Getting local law enforcement involved in enforcing the nation’s immigration laws is a controversial but unquestionably effective step in in terms of controlling our borders.
Section 287g of the Immigration and Nationality Act was created to authorize state and local law enforcement officers to receive training to enforce immigration laws. The cross designation provision is intended to serve as another “tool” to help public safety officers keep our communities safe. However, this “tool” continues to be a topic of controversy in many of the jurisdictions that are considering applying for this authority from the Department of Homeland Security.

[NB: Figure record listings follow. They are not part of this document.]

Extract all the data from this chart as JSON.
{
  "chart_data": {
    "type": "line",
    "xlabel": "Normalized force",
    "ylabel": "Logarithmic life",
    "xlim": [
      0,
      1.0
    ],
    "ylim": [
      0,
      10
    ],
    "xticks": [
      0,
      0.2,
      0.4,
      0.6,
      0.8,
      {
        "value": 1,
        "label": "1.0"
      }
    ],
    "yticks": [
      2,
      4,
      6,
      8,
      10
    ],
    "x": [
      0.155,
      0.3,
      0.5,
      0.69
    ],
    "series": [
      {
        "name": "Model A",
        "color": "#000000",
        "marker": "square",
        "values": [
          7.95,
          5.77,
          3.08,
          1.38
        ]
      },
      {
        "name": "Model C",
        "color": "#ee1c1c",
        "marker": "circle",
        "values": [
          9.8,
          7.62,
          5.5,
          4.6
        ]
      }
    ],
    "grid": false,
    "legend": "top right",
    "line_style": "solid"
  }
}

Advocates of the provision argue that it will have an immediate impact on crime by removing illegal aliens who commit crimes in the U.S through deportation proceedings. Its detractors argue that it discourages illegal aliens from reporting crimes and cooperating with law enforcement authorities for fear that “contact” will subject them to deportation proceedings.
If you commit a crime in the United States, you subject yourself to investigation, not only of your activities, but also your identity. Part of establishing a person’s “identity” is a review of biographical information that includes date and place of birth, address, employment, height, weight, color of hair/eyes, social security number, passport, driver’s license, birth certificate, library card, etc. Can any law enforcement officer ignore the fact that someone who admits to being born outside the United States is required to establish proof of his/her right to be in the U.S.?
According to a DHS/Immigration and Customs website (updated 3-10-2008), local law enforcement officers (660 trained and certified officers) have identified over 45,000 individuals for immigration violations through use of their 287g authority. These individuals were placed under deportation proceedings and a majority were deported from the United States. Unless they have illegally re-entered the U.S. (which constitutes a felony defense), they are no longer here to participate in additional criminal activity. How many “recidivist” crimes has this eliminated ?
This is a tool that can be abused, but it is too effective to be ignored. DHS and the 287g “certified” departments/agencies must ensure that they are operating within the spirit of the provision to maintain the confidence of the communities the provision is designed to serve.